David H. Souter, attorney general, and Anne E. Cagwin, attorney (Miss Cagwin orally), for the State of New Hampshire.
Tefft Thayer, of Manchester (Stephen W. Thayer III orally), for the defendant.
Interlocutory appeal on the transfer without ruling by Stancik, J., of a question of law arising out of a motion to suppress evidence on the ground that the defendant had incorrectly been informed of the consequences of his refusal to submit to a breathalyzer test.
In accordance with RSA 262-A:69-c and -e (Supp. 1975), the defendant was warned at the time of his arrest that his license would automatically be revoked for a period of ninety days if he refused to take a breathalyzer test. He contends that he was (wrongfully) not told of RSA 262-A:69-m (Supp. 1975), providing in pertinent part that "[t]he director . . . may in his discretion reissue a license . . . prior to the expiration of ninety days when such person is not found guilty of a violation of RSA 262-A:62." (Emphasis added.) He argues that the language of RSA 262-A:69-c(3), which directs a law enforcement officer to inform an arrested person "of the consequences of his refusal to permit a test," mandates that he should have been informed of this discretionary reinstatement procedure.

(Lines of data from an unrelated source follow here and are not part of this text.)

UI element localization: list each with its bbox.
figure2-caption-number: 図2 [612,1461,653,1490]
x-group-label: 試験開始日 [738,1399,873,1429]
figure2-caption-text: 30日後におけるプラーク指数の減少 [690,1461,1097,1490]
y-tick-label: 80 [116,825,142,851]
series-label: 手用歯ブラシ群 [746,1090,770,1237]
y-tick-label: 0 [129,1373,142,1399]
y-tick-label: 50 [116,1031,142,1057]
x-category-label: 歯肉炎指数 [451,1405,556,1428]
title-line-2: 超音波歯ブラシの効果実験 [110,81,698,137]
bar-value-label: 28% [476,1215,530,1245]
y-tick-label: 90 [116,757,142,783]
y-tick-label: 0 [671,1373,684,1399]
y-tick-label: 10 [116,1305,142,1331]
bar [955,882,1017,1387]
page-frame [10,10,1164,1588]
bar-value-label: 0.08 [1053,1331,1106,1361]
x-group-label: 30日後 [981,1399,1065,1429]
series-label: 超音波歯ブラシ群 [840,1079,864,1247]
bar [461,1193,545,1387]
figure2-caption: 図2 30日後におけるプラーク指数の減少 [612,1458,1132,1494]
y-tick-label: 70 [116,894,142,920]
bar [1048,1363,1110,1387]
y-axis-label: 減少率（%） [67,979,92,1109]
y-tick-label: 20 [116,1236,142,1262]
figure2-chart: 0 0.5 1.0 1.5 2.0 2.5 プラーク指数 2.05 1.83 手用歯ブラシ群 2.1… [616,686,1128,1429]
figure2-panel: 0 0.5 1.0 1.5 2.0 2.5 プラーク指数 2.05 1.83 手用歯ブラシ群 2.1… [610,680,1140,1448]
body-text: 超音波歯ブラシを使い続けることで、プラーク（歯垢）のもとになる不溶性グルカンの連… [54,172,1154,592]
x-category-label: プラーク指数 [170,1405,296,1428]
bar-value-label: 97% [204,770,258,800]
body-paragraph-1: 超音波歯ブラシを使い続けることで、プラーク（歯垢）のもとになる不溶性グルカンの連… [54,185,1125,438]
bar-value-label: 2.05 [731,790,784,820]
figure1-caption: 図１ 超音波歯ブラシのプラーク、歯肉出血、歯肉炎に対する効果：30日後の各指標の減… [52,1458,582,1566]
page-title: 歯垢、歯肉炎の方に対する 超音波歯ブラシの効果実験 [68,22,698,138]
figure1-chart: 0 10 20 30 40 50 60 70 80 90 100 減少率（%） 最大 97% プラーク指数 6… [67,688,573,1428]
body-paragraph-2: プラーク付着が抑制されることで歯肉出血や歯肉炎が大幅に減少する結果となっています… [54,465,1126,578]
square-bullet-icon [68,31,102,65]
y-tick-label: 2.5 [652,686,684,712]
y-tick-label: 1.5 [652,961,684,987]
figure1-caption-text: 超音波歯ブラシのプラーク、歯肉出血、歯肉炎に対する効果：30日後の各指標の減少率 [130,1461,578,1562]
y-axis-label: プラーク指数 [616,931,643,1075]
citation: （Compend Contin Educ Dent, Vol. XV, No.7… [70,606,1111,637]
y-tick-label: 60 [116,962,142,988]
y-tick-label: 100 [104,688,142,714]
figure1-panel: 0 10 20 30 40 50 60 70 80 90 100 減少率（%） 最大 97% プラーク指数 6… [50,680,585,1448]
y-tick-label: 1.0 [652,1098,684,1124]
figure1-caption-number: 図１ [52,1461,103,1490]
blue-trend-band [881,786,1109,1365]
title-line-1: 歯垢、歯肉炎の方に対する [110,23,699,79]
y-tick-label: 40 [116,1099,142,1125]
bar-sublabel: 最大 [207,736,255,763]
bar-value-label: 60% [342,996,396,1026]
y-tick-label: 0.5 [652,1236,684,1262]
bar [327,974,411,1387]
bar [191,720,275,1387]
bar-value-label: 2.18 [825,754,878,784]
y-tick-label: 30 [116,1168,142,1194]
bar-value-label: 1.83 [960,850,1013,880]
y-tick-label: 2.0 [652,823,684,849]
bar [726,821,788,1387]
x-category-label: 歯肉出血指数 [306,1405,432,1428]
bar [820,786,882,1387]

We are not persuaded by these contentions. The defendant overlooks the fact that the legislature has specifically provided a warning which is sufficient to inform an arrested person of the consequences of refusing to submit to a test. That warning, contained in RSA 262-A:69-e(6) (Supp. 1975), is that "refusal to permit the test will result in revocation of his license. . . ." If the legislature had wanted an arrested person to be advised of all possible consequences, it could have so legislated. This it did not do but instead required only the advice of the outer penalty of refusal, i.e. revocation. This mandate was satisfied in the instant case.
We hold that the warning given the defendant satisfied the requirements of the statute.
KENISON, C.J., did not sit; the others concurred.